Choosing a Nesting Site
“Having these birds breed in state would be a real bonus in terms of the condition of the habitat,” Prof. Clarkson says. “It would mean that we’ve conserved the habitat well. They tend to shy away from fragmented habitat. They may approach (potential nesting) areas from three to four thousand feet and then they assess the nesting conditions from up there.” There was a nesting site in Scituate from roughly 2003 – 2007, but it remains to be seen whether eagles choose other sites.

Eagle nests may be up to ten feet across and, according to USFW, weigh up to 4,000 pounds. The birds, which mate for life, tend to return to the same sight year after year. The life expectancy of an eagle in the wild is roughly 30 years. Because they take five years to reach sexual maturity and acquire their distinctive plumage, subadults are often mistaken for Golden Eagles. “Juvenile sightings are a good thing year ‘round. They have no mate; they’re just exploring the territory. It’s good that these birds are exploring for long distances. That helps in maintaining genetic diversity.” Eagles prefer fresh water nesting sites, and are more prey specific during mating season, but they become generalists in the off season. “They’re more opportunistic.”
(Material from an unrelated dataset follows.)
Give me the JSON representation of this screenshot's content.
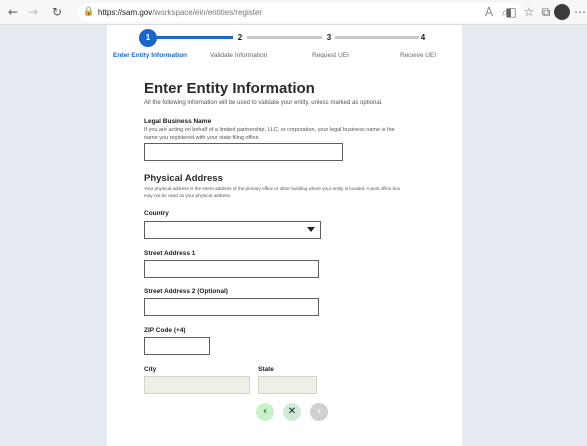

It’s difficult to tell where the juveniles in Rhode Island originated from, Clarkson says. Maine has the largest nesting population of baldies in New England, but Virginia also has a large population, and eagles are more than capable of covering either distance. “The technology to monitor them (and thereby determine a likely origin site) is a real challenge,” he explains. “It’s both very expensive and really labor intensive.”

A Record Morning
Throughout the morning by the river, the situation resembles a fishing trip: bursts of activity followed by stretches of quiet. Eagles, with a wingspan of over seven and a half feet, have flown overhead at treetop level. Some have made spectacular dives to grab fish out of the river, though there are more misses than hits. Kari McDonald pulls out a cell phone to show a web site with information on the color bands sometimes seen on eagles ( “I keep trying to see the numbers, but I haven’t been able to make them out yet,” she says.

At one point, Peter Paton counts six crows harassing a beleaguered eagle. “They’re all having a fit because a large raptor is in the area, but the eagles really won’t bother them,” he says.

By the time the outing concludes, Paton has counted nine separate eagles. “That’s the most I’ve ever seen in Rhode Island,” he says with a grin.
“This has been a really good morning.”